- The Washington Times - Thursday, February 7, 2008


The Bush administration is readying for the huge task of adopting a single new governmentwide set of standards for information that is not secret, but which officials still want to control.

According to a briefing prepared for congressional staff, the system will replace dozens of categories of restricted data with just three. Four existing categories will be grandfathered into the system.

These types of restricted information, collectively called “sensitive but unclassified” or “controlled, unclassified information,” are currently managed under “an ungoverned body of policies that confuses both producers and users,” according to the briefing.

Over many years, and especially since the September 11 terrorist attacks, an overlapping, inconsistent and sometimes contradictory forest of categories and markings has arisen, agency by agency, as officials sought to restrict access to various types of information.

The restrictions cover all kinds of documents from the routine daily schedules of senior officials to grand jury transcripts or witness protection information.

The result, government figures show, is more than 100 categories of information, each with its unique rationale and handling and distribution restrictions.

In some cases the same term, “security sensitive” for instance, can mean different things in different agencies.

Officials say this underbrush of regulations is inhibiting the sharing of terrorism information within the federal government and between it and state and local agencies — a major recommendation of the September 11 commission later mandated by Congress. Moreover, says the briefing document, the confusion means that restricted information is sometimes shared more widely than it should be.

If and when the president signs the order, the three new categories will rate information according to “safeguards” how it should be stored handled and transmitted and “dissemination” who is allowed to see it.

The lowest-ranked category, which congressional staff said would be roughly equivalent to the current “for official use only” markings, would be called “standard safeguards, standard dissemination.” After that comes “standard safeguards, specific dissemination,” which is handled in the same way but which fewer people are entitled to see.

The most-protected category will be “enhanced safeguards, specific dissemination,” but the executive agent will be empowered to create more categories within the new framework if proves necessary.
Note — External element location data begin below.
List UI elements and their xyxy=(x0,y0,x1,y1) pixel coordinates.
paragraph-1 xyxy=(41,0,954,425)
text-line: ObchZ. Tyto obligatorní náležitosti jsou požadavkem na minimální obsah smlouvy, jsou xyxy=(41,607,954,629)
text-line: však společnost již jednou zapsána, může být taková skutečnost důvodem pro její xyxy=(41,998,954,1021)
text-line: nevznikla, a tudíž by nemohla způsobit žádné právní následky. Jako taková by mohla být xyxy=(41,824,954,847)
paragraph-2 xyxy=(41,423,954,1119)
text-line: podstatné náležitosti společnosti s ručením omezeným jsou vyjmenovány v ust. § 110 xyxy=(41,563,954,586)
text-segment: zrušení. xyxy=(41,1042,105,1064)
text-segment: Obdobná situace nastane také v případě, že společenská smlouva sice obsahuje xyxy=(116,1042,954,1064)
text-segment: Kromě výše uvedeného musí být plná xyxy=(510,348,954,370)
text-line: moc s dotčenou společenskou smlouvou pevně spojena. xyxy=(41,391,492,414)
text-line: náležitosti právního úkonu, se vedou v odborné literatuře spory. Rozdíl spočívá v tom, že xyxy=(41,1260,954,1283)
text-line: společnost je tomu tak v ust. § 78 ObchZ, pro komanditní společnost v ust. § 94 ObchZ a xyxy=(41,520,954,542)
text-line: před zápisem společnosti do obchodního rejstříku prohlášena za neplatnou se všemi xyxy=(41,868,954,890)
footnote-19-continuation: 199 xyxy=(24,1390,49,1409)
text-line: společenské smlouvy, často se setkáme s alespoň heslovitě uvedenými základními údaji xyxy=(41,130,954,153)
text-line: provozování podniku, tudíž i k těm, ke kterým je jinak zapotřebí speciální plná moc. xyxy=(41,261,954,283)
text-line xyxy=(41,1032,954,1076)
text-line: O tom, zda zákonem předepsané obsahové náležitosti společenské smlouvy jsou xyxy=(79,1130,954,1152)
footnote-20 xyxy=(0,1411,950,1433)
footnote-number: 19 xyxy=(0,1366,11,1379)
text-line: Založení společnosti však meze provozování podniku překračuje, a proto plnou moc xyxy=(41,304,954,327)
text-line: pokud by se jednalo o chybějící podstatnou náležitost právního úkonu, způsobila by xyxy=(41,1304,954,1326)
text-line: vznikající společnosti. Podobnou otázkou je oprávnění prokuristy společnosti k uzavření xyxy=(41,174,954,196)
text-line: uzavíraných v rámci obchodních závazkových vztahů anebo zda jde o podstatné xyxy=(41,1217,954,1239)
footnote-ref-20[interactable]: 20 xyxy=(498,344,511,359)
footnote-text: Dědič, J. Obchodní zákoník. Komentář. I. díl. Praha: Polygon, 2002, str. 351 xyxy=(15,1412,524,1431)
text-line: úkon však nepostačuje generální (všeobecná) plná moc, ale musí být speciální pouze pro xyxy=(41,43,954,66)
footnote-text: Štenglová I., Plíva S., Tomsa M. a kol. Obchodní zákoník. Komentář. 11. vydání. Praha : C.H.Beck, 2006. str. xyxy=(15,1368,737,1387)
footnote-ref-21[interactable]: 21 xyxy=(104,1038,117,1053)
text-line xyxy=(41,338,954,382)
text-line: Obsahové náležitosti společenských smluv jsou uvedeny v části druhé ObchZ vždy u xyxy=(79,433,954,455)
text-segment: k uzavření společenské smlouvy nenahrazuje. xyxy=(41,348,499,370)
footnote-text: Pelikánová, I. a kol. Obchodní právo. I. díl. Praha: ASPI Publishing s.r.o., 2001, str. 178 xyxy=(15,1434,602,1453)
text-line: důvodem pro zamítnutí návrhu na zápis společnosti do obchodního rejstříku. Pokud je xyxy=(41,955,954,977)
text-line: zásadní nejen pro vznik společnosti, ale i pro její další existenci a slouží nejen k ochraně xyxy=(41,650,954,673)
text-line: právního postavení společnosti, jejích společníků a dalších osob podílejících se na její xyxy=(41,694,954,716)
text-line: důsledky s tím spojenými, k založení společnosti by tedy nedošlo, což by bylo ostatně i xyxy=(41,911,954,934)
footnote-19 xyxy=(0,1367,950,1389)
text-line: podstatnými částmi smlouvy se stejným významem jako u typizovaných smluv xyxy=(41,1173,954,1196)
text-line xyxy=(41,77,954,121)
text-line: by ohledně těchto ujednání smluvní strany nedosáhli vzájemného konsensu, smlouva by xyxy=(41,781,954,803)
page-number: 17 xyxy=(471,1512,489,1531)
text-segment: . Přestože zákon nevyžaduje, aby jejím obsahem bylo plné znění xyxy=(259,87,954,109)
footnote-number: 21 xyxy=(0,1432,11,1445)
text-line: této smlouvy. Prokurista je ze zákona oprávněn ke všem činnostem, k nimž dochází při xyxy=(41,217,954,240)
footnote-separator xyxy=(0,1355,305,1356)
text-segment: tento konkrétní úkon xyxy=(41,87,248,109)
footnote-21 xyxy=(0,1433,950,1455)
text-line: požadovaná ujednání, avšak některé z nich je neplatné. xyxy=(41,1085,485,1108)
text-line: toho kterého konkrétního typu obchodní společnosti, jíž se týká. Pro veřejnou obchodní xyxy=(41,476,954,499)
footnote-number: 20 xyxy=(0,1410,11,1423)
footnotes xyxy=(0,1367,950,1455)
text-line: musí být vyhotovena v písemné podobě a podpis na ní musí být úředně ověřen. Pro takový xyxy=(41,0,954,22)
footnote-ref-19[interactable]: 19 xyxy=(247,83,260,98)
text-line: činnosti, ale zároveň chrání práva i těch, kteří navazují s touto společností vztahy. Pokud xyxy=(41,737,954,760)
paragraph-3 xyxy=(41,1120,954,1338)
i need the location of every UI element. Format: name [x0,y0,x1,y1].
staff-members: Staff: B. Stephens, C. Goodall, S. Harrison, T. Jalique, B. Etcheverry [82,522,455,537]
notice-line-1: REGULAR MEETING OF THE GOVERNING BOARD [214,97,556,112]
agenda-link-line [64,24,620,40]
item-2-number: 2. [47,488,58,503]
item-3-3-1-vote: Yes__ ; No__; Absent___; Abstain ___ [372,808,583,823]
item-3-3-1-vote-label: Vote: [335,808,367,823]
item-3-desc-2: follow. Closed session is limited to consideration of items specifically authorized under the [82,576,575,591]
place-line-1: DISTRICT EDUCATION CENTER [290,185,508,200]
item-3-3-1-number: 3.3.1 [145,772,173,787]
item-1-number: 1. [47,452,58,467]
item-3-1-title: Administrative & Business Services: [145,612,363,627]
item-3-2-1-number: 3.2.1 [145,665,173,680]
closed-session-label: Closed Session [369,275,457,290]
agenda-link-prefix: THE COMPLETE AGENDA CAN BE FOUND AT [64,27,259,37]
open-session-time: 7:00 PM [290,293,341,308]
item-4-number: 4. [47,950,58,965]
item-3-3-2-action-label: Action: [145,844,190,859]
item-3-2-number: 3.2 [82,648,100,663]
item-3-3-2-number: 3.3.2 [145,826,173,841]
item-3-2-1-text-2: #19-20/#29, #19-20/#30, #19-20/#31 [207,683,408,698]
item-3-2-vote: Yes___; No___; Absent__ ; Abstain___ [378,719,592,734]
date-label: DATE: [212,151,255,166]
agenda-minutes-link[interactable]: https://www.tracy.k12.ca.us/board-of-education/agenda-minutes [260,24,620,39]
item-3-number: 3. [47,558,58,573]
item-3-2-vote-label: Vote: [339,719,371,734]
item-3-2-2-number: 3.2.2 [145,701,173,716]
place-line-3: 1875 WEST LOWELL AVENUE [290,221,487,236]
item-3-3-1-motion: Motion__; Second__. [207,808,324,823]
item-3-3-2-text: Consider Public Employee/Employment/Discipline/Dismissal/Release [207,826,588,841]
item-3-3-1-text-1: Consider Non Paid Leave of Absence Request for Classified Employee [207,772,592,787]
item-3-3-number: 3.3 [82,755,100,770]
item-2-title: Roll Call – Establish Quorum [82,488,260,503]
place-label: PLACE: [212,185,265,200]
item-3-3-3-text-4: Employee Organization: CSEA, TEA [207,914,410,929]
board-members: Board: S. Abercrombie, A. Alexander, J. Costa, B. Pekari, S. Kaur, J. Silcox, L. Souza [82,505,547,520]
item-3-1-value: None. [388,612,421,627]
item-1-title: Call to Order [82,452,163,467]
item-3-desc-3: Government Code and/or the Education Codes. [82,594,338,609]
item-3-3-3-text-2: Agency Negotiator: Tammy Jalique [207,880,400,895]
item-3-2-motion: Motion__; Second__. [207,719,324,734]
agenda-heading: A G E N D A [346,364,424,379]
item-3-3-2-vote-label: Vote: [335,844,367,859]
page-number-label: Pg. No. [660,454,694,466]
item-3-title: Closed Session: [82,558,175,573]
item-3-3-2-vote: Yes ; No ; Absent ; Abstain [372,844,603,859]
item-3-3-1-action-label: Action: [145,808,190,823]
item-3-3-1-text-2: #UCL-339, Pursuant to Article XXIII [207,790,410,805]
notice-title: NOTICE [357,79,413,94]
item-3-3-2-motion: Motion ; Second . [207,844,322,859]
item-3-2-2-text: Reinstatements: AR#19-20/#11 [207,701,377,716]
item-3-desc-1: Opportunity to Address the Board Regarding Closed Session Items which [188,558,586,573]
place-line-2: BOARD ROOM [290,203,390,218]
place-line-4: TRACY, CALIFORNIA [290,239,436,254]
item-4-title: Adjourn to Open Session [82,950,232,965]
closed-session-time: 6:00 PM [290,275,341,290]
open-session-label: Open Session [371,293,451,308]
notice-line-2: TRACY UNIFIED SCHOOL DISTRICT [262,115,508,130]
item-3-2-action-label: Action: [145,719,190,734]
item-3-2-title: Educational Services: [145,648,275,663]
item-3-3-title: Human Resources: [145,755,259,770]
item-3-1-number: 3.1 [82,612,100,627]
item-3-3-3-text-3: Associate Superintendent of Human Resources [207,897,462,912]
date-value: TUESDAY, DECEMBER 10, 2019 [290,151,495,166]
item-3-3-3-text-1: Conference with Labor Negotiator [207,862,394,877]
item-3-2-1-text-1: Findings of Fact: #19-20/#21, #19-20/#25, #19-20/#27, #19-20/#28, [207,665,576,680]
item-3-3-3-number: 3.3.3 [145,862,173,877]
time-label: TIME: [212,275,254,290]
The four categories that will be grandfathered in are Safeguards Information, which is material the Nuclear Regulatory Commission thinks poses a threat to public health and safety; Security Sensitive Information, the category created by the Transportation Security Administration; and Protected Critical Infrastructure Information and Chemical-Terrorism Vulnerability Information, which are types of data about security vulnerabilities collected from the private sector by the Department of Homeland Security.